Direct combustion process:  Biomass is burnt in a boiler to generate steam which is further used to generate power. It is enough to meet the rural electricity demands, and is a substitute to fossil fuels. It is more economical and generates employment.

Co firing: This is an efficient and clean method to convert biomass to electricity. Co firing with coal reduces emission of carbon dioxide and sulphur dioxide in air.

Thermochemical process: This process is used to convert the original bioenergy feedstock into more convenient energy carriers such as producer gas, oil or methanol. This includes the following methods:

  • Carbonisation;
  • Pyrolysis;
  • Gasification; and
  • Catalytic liquefaction.

Bio chemical process: micro organisms are used for treating and converting human generated organic waste, i.e. fermentation technologies for the production of biogas energy.

  • Anaerobic fermentation;
  • Methane production in landfills;
  • Ethanol fermentation; and
  • Bio diesel.

In India, technology has significantly advanced and is being made available locally.
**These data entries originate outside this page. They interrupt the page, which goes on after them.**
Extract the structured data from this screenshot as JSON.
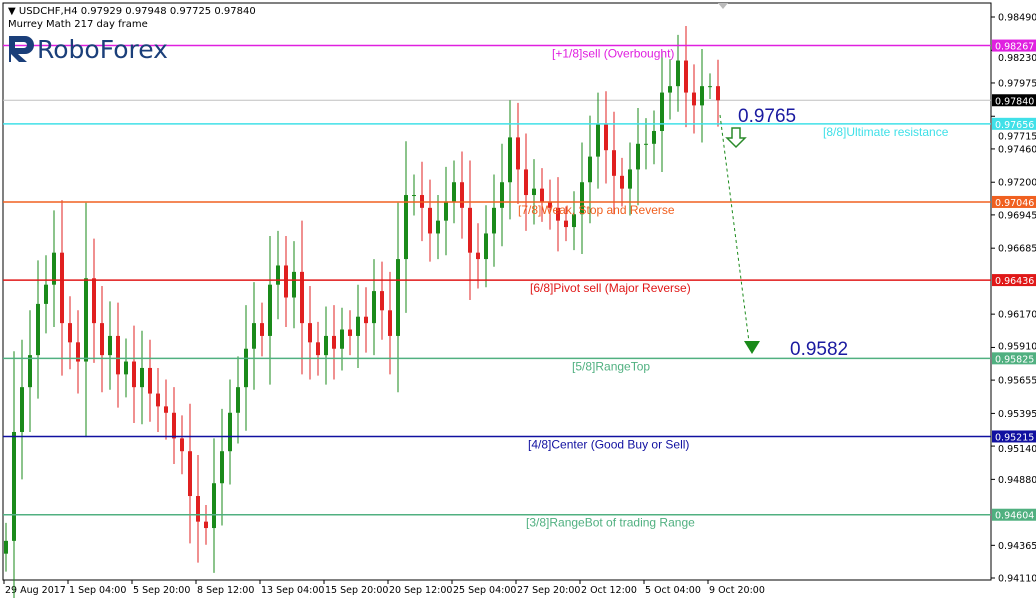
{
  "header": {
    "symbol_line": "USDCHF,H4  0.97929 0.97948 0.97725 0.97840",
    "indicator": "Murrey Math 217 day frame",
    "logo_text": "RoboForex"
  },
  "chart_data": {
    "type": "candlestick",
    "symbol": "USDCHF",
    "timeframe": "H4",
    "ohlc_current": {
      "open": 0.97929,
      "high": 0.97948,
      "low": 0.97725,
      "close": 0.9784
    },
    "ylim": [
      0.9411,
      0.9849
    ],
    "y_ticks": [
      "0.98490",
      "0.98230",
      "0.97975",
      "0.97715",
      "0.97460",
      "0.97200",
      "0.96945",
      "0.96685",
      "0.96170",
      "0.95910",
      "0.95655",
      "0.95395",
      "0.95140",
      "0.94880",
      "0.94365",
      "0.94110"
    ],
    "x_ticks": [
      "29 Aug 2017",
      "1 Sep 04:00",
      "5 Sep 20:00",
      "8 Sep 12:00",
      "13 Sep 04:00",
      "15 Sep 20:00",
      "20 Sep 12:00",
      "25 Sep 04:00",
      "27 Sep 20:00",
      "2 Oct 12:00",
      "5 Oct 04:00",
      "9 Oct 20:00"
    ],
    "closes": [
      0.944,
      0.9525,
      0.956,
      0.9585,
      0.9625,
      0.964,
      0.9665,
      0.961,
      0.9595,
      0.958,
      0.9645,
      0.961,
      0.9585,
      0.96,
      0.957,
      0.958,
      0.956,
      0.9575,
      0.9555,
      0.9545,
      0.954,
      0.952,
      0.951,
      0.9475,
      0.9455,
      0.945,
      0.9485,
      0.951,
      0.954,
      0.956,
      0.959,
      0.961,
      0.96,
      0.964,
      0.9655,
      0.963,
      0.965,
      0.961,
      0.9595,
      0.9585,
      0.96,
      0.959,
      0.9605,
      0.96,
      0.9615,
      0.961,
      0.9635,
      0.962,
      0.96,
      0.966,
      0.971,
      0.971,
      0.97,
      0.968,
      0.969,
      0.9705,
      0.972,
      0.97,
      0.9665,
      0.966,
      0.968,
      0.97,
      0.972,
      0.9755,
      0.973,
      0.971,
      0.9715,
      0.9705,
      0.97,
      0.969,
      0.9685,
      0.9695,
      0.972,
      0.974,
      0.9765,
      0.9745,
      0.9725,
      0.9715,
      0.973,
      0.975,
      0.975,
      0.976,
      0.979,
      0.9795,
      0.9815,
      0.979,
      0.978,
      0.9795,
      0.9795,
      0.9784
    ],
    "bull_color": "#1a8a1a",
    "bear_color": "#e02020",
    "current_price": {
      "value": 0.9784,
      "label": "0.97840",
      "color": "#000000"
    },
    "levels": [
      {
        "value": 0.98267,
        "label": "0.98267",
        "text": "[+1/8]sell (Overbought)",
        "color": "#e020e0"
      },
      {
        "value": 0.97656,
        "label": "0.97656",
        "text": "[8/8]Ultimate resistance",
        "color": "#40e0e8"
      },
      {
        "value": 0.97046,
        "label": "0.97046",
        "text": "[7/8]Weak, Stop and Reverse",
        "color": "#f06020"
      },
      {
        "value": 0.96436,
        "label": "0.96436",
        "text": "[6/8]Pivot sell (Major Reverse)",
        "color": "#e01818"
      },
      {
        "value": 0.95825,
        "label": "0.95825",
        "text": "[5/8]RangeTop",
        "color": "#50b080"
      },
      {
        "value": 0.95215,
        "label": "0.95215",
        "text": "[4/8]Center (Good Buy or Sell)",
        "color": "#1010a0"
      },
      {
        "value": 0.94604,
        "label": "0.94604",
        "text": "[3/8]RangeBot of trading Range",
        "color": "#50b080"
      }
    ],
    "annotations": [
      {
        "text": "0.9765",
        "value": 0.9765,
        "color": "#1a1aa0"
      },
      {
        "text": "0.9582",
        "value": 0.9582,
        "color": "#1a1aa0"
      }
    ]
  }
}
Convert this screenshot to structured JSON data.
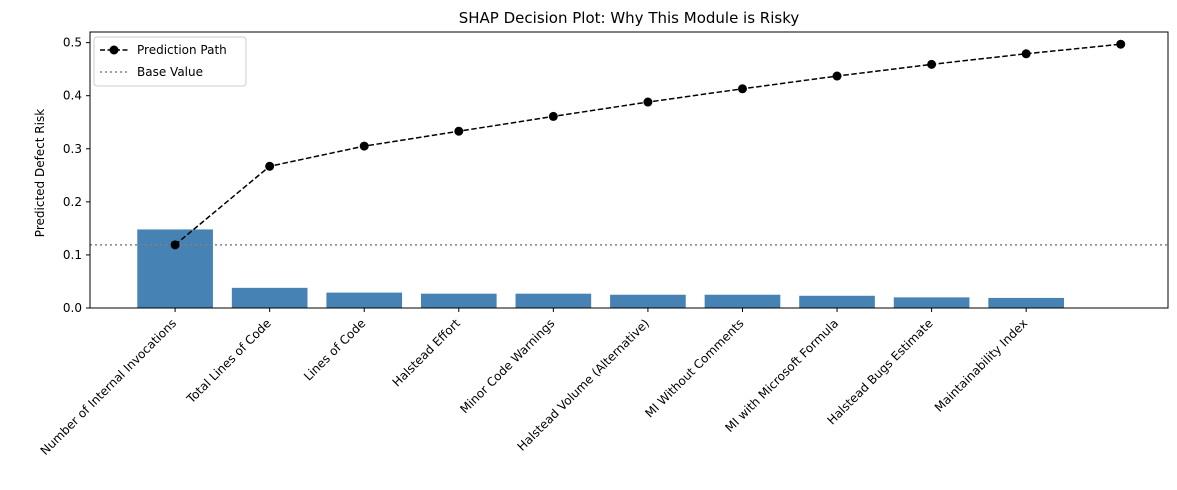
{
  "chart_data": {
    "type": "bar",
    "title": "SHAP Decision Plot: Why This Module is Risky",
    "xlabel": "",
    "ylabel": "Predicted Defect Risk",
    "ylim": [
      0,
      0.52
    ],
    "yticks": [
      "0.0",
      "0.1",
      "0.2",
      "0.3",
      "0.4",
      "0.5"
    ],
    "ytick_values": [
      0,
      0.1,
      0.2,
      0.3,
      0.4,
      0.5
    ],
    "categories": [
      "Number of Internal Invocations",
      "Total Lines of Code",
      "Lines of Code",
      "Halstead Effort",
      "Minor Code Warnings",
      "Halstead Volume (Alternative)",
      "MI Without Comments",
      "MI with Microsoft Formula",
      "Halstead Bugs Estimate",
      "Maintainability Index"
    ],
    "bar_values": [
      0.148,
      0.038,
      0.029,
      0.027,
      0.027,
      0.025,
      0.025,
      0.023,
      0.02,
      0.019
    ],
    "bar_color": "#4682b4",
    "path_x": [
      0,
      1,
      2,
      3,
      4,
      5,
      6,
      7,
      8,
      9,
      10
    ],
    "path_values": [
      0.119,
      0.267,
      0.305,
      0.333,
      0.361,
      0.388,
      0.413,
      0.437,
      0.459,
      0.479,
      0.497
    ],
    "base_value": 0.119,
    "legend": {
      "location": "upper-left",
      "entries": [
        {
          "label": "Prediction Path",
          "style": "dashed-line-with-dots",
          "color": "#000000"
        },
        {
          "label": "Base Value",
          "style": "dotted-line",
          "color": "#808080"
        }
      ]
    },
    "grid": false
  }
}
Even then, there are several technology initiatives around the world which need to be shared and assessed under a common technology platform.

For a developing country like India, exploitation of bioenergy will definitely have a positive impact on the energy requirement. It will provide energy security, reduce poverty by generating employment and reduce the levels of carbon dioxide emission.

India has a potential to generate 20 GW of electricity from biomass residue and can make a significant contribution to the growing energy need. To achieve this potential, various incentives like income tax holiday and concession in custom duty, and policy measures are being provided by the government.